Except for the fact that your definition of success is completely wrong. 100% RECOVERY IS THE GOAL. WHAT THE HELL ARE YOU DOING TO GET THERE?

Procedure Time Proves Vital in Thrombectomy Success

The current standard of care for stroke should also factor in procedure time when considering surgical intervention, according to a study published in the Journal of the American College of Cardiology.
“[Surgeons] will try once to remove the clot,” said Ali Alawieh, MD, Medical University of South Carolina (MUSC), Charleston, South Carolina. “They’ll then try 2, 3, and even 4 times or more hoping for a successful attempt. The idea of [this study] is to quantify that -- to look for a limit where you start doing more harm than good.”
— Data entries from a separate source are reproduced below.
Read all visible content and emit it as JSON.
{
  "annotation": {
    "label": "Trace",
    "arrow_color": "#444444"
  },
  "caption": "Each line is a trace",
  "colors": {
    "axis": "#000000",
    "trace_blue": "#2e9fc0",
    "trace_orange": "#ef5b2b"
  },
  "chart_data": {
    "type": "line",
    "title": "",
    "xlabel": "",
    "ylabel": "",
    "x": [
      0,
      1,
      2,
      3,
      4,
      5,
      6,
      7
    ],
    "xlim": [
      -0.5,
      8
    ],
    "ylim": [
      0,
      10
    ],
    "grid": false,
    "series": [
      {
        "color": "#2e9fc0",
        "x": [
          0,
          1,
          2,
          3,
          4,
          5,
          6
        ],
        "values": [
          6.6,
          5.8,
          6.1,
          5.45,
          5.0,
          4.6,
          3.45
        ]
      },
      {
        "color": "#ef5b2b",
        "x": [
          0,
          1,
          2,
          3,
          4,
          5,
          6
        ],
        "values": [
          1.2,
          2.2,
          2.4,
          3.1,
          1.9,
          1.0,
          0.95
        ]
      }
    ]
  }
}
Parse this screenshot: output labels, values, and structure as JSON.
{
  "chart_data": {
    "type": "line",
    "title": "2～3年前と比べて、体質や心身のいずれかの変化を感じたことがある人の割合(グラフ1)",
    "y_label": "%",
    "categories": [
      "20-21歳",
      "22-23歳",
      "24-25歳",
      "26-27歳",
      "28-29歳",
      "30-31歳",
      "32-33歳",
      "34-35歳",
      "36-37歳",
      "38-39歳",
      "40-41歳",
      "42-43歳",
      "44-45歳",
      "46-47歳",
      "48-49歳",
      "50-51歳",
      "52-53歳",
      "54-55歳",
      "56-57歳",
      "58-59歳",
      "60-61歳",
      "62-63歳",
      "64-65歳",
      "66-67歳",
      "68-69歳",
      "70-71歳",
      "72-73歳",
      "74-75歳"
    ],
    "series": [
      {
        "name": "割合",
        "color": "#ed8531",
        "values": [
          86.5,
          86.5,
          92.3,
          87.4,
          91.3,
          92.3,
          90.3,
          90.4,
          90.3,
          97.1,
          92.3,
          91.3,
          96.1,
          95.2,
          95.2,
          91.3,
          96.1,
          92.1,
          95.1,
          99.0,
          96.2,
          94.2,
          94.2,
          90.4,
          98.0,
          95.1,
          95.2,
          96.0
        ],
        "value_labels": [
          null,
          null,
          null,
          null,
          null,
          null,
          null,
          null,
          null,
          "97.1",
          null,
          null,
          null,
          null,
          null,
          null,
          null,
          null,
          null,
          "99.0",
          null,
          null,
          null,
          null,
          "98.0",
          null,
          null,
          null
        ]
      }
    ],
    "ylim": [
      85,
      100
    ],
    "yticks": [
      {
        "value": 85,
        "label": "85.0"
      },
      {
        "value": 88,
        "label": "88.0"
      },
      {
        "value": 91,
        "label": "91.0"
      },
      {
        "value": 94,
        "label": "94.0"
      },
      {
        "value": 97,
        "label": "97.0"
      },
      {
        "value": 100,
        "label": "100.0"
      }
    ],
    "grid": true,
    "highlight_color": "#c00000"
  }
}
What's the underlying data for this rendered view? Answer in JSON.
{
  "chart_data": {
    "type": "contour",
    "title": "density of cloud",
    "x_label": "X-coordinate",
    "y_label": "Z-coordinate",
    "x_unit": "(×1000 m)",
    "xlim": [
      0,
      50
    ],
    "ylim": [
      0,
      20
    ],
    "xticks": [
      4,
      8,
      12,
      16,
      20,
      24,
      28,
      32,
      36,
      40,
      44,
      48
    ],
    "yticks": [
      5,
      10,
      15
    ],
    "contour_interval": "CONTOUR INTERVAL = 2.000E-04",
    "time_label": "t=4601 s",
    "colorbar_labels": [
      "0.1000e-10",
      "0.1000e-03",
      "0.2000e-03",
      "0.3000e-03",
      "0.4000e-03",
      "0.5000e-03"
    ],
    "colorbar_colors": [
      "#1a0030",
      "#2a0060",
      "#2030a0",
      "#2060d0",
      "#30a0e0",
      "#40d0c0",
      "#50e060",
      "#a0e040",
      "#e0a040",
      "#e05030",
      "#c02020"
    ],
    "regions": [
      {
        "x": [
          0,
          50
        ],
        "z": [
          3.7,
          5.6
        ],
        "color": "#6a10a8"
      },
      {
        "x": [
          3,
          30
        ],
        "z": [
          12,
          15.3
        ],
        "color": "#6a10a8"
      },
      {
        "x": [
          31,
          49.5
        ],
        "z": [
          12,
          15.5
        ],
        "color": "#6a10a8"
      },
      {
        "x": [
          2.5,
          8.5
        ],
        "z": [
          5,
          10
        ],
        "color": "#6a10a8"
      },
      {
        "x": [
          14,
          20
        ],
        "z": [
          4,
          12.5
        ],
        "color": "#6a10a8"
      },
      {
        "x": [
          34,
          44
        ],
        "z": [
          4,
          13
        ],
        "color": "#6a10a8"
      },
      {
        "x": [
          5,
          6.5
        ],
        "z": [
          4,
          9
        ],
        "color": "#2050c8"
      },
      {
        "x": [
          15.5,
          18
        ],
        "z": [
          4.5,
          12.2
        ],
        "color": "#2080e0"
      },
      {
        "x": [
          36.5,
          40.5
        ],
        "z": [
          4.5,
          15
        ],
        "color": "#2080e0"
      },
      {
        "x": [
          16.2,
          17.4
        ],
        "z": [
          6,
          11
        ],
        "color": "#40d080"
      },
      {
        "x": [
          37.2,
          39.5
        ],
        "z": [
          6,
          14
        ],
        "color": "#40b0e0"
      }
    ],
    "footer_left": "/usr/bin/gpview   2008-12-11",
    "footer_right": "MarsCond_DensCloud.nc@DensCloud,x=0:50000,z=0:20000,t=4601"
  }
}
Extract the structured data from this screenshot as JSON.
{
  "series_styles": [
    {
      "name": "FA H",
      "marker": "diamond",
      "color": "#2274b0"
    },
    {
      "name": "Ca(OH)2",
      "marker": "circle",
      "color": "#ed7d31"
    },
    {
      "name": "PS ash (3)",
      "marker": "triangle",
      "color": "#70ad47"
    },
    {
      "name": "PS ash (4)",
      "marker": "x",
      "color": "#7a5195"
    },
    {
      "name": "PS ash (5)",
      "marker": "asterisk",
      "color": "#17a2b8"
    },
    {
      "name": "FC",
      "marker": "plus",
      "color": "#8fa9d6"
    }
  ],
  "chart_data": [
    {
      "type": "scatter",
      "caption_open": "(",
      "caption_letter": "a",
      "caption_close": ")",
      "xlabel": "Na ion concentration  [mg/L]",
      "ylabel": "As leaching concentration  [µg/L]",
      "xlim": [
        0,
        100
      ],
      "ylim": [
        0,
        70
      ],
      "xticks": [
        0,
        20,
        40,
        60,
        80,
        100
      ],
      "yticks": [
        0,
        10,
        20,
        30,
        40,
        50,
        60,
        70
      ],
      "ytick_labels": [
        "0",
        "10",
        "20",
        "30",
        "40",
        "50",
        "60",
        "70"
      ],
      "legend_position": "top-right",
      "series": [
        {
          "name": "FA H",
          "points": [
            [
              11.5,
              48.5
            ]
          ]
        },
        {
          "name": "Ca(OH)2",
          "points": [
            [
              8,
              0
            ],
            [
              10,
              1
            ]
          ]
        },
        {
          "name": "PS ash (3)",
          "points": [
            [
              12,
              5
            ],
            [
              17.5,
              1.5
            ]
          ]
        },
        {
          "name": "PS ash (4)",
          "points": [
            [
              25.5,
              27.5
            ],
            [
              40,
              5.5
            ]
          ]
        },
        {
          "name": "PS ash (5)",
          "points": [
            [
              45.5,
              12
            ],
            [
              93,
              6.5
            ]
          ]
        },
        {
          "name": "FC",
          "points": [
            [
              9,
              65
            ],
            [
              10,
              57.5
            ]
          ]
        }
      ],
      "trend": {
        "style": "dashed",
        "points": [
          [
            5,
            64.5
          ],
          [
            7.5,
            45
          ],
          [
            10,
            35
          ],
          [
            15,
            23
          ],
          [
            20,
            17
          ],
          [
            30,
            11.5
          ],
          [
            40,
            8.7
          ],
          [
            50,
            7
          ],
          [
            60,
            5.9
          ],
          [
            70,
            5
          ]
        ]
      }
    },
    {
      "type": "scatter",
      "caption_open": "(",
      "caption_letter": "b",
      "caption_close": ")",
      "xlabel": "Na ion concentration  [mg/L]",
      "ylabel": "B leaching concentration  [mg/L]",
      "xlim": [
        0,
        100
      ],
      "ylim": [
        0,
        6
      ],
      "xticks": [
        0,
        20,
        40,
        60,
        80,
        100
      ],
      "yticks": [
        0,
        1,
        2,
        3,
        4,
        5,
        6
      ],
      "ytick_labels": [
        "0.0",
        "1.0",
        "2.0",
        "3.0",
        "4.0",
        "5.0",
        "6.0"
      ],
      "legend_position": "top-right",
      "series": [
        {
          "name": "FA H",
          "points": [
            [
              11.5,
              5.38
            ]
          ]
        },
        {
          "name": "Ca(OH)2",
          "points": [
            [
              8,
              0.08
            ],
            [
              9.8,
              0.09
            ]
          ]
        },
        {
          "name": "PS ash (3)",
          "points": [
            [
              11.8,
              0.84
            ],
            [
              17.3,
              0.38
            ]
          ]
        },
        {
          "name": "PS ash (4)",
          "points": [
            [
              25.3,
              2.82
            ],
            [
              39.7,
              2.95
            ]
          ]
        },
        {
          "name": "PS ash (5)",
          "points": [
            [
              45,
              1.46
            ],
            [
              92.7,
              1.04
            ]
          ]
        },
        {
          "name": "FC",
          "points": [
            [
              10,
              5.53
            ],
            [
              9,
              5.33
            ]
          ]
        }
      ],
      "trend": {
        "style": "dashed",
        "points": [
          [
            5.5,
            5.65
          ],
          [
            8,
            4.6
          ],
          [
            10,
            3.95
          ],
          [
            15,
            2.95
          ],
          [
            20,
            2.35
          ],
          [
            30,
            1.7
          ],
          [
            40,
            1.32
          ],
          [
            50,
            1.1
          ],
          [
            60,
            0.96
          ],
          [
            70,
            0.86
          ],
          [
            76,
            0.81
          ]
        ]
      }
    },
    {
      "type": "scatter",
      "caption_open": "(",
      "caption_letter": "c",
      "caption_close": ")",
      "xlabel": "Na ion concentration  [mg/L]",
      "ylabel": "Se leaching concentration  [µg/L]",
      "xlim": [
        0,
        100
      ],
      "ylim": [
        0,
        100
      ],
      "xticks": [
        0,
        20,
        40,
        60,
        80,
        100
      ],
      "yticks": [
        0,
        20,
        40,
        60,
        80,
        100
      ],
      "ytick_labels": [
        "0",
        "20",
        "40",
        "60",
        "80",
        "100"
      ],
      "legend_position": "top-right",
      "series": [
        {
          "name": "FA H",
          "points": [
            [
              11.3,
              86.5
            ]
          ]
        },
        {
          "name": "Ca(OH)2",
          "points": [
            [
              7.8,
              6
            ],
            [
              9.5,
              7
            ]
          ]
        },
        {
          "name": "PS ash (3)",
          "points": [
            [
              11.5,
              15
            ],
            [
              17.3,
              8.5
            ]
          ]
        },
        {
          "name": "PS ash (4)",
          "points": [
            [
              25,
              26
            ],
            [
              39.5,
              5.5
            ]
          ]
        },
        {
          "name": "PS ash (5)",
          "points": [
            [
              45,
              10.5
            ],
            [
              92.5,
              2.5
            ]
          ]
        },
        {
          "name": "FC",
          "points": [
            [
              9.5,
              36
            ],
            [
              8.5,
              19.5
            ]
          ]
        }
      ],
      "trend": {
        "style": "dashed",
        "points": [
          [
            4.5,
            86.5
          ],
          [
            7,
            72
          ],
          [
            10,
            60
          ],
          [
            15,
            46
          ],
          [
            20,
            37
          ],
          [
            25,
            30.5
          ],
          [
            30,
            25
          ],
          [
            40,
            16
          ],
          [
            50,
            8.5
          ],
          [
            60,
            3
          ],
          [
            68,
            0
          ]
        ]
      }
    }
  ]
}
By studying the number of attempts and the amount of time spent performing procedures, Dr. Alawieh and colleagues concluded that the likelihood of completing an endovascular thrombectomy without significantly increasing the risk for the patient decreases dramatically after the first 30 to 60 minutes, depending on the technique used.
By comparing endovascular thrombectomies performed using either stent retrievers (SR) or aspiration (ADAPT), the researchers found that the most important detail to consider was the time spent manipulating the vessel. Conducting the procedure with an SR means it takes the surgeon longer to get to the vessel than with ADAPT, but the factor that influences patient outcomes is the amount of time needed once the surgical team reaches the clot.
Using SRs, the golden time for the procedure is at the hour mark, and using ADAPT, it is 30 minutes.
“We had noticed this trend at MUSC, but we wanted to know if it extended nationally,” said Dr. Alawieh. “As it turns out, it does. After that 30- to 60-minute mark, depending on the procedure, surgeons should pause and reassess if the procedure is worth continuing.”
Prior studies have shown that extending the duration of mechanical thrombectomies past 60 minutes, and more recently past 35 minutes, decreases the chance a patient will show few or no neurological disabilities after 90 days and increases the chance of a post-procedural haemorrhage. The current study supports those findings at a multicentre national level and shows complication rates increase by the minute and were not dependent on the treatment centre.
“Stroke intervention procedures have improved dramatically in recent years, and they are so effective in helping patients, that it’s difficult for the physician to give up on a procedure when it’s not successful,” said Alejandro M. Spiotta, MD, MUSC. “The major impact of this work is that it provides a potential stopping point for surgeons where the procedure can cause more harm than good.”